What if you could tap a button like you do to pair a Bluetooth device and all your MLS data would instantly populate in each of your applications? That’s what open standards in real estate are all about. We tackled this subject head-on in a white paper called “Why Open Standards are Vital to the Real Estate Industry.”
We don’t always fully appreciate the significance that open standards play in driving efficiency throughout the real estate industry. This new RESO white paper looks closely at open standards in general – the impact they have had on other industries and the significance that open standards have and can continue to have in shaping the future of the real estate industry and streamlining the real estate transaction.
Understanding Open Standards
Industries have a couple of choices when it comes to standards. There are open standards and proprietary (closed) standards. As the white paper explains, “To be an ‘open’ standard, the development and approval process must be a consensus-based, collaborative process that is transparent to participants.”
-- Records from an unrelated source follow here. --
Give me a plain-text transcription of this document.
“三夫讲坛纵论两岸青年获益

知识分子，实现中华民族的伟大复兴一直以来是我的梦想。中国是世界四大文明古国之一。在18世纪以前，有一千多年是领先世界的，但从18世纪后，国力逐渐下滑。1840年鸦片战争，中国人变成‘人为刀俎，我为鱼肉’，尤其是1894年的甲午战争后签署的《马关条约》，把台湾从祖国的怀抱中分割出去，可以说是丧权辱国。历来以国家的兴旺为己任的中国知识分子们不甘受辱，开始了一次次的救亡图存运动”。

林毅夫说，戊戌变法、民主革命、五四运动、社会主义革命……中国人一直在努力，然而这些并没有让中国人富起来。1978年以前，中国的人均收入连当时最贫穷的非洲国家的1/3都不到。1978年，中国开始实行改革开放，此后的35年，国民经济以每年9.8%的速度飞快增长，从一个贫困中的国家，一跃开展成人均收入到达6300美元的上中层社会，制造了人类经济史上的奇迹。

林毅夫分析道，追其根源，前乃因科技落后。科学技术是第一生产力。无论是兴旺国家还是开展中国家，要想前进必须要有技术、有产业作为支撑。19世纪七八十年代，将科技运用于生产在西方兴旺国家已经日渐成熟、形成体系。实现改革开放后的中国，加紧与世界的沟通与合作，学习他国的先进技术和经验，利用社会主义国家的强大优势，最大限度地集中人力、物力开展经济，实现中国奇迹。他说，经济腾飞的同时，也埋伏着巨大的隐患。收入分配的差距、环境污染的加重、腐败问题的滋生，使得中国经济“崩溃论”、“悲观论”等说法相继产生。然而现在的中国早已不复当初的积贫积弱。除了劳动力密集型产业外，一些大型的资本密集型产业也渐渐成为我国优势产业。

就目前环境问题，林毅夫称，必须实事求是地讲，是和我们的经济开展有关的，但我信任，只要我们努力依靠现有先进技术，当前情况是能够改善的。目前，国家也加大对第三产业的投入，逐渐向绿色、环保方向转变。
At RESO, we do that through workgroups and committees with more than a thousand subject matter experts from every industry segment representing over 800 companies worldwide. That’s where changes to standards for the real estate industry are proposed, vetted on by these experts and formally voted on. It’s why online discussions exist and why meeting agendas and minutes are published for full transparency to all RESO members, not just members of each workgroup. RESO also holds democratic elections for its Board of Directors, which provides final approval and ratification for new versions of standards.
All RESO specifications are vendor-neutral, a requirement of open standards.
An open standard must also openly publish its documentation. Moreover, companies must be able to use the standard at no cost, and the number of implementations must not be artificially limited. RESO publishes standards on its website, in its Confluence workgroup collaboration space and on its GitHub, and RESO does not charge for the use of its standards.
Proprietary Standards
Some have elected to take a different direction and adopt proprietary or closed standards. As the RESO white paper documents, history is littered with failed attempts of proprietary standards. Think Sony’s BBeB (Broad-Band eBook), which lost to the open ePub standard, or their Adaptive Transform Acoustic Coding (ATRAC), which failed to the MP3 standard.
For years, every digital camera maker had their own proprietary memory card format: Sony products used Memory Sticks, Olympus used xD, and Fujifilm used SmartMedia. But in 2000, SanDisk, Panasonic and Toshiba created the SD Association (SDA), a nonprofit organization, which developed and enhanced the highly successful, portable and interoperable Secure Digital (SD) memory card standard. The move to open standards led to the obsolescence of other proprietary formats.
As the white paper notes, “(Proprietary standards in real estate) would have a creating entity retaining the intellectual property rights, such as the copyright or patent of the standards. They would be created by a limited set of individuals, eliminating the ability to leverage knowledge and expertise outside the boundaries of any one organization. Standards documentation wouldn’t be openly published, limiting the number of developers that could be contributing to industry innovation.”
The Case Study
The “Why Open Standards are Vital to the Real Estate Industry” white paper, done in cooperation with RESO, strongly demonstrates the need for open standards. It details the dramatic advantages that organizations that adopt standards have and documents how standards significantly benefit real estate brokerages and agents.
Because open standards are consensus-based, they take time to create and change. The case study suggests ways for RESO and its members to diligently press forward in a timely manner.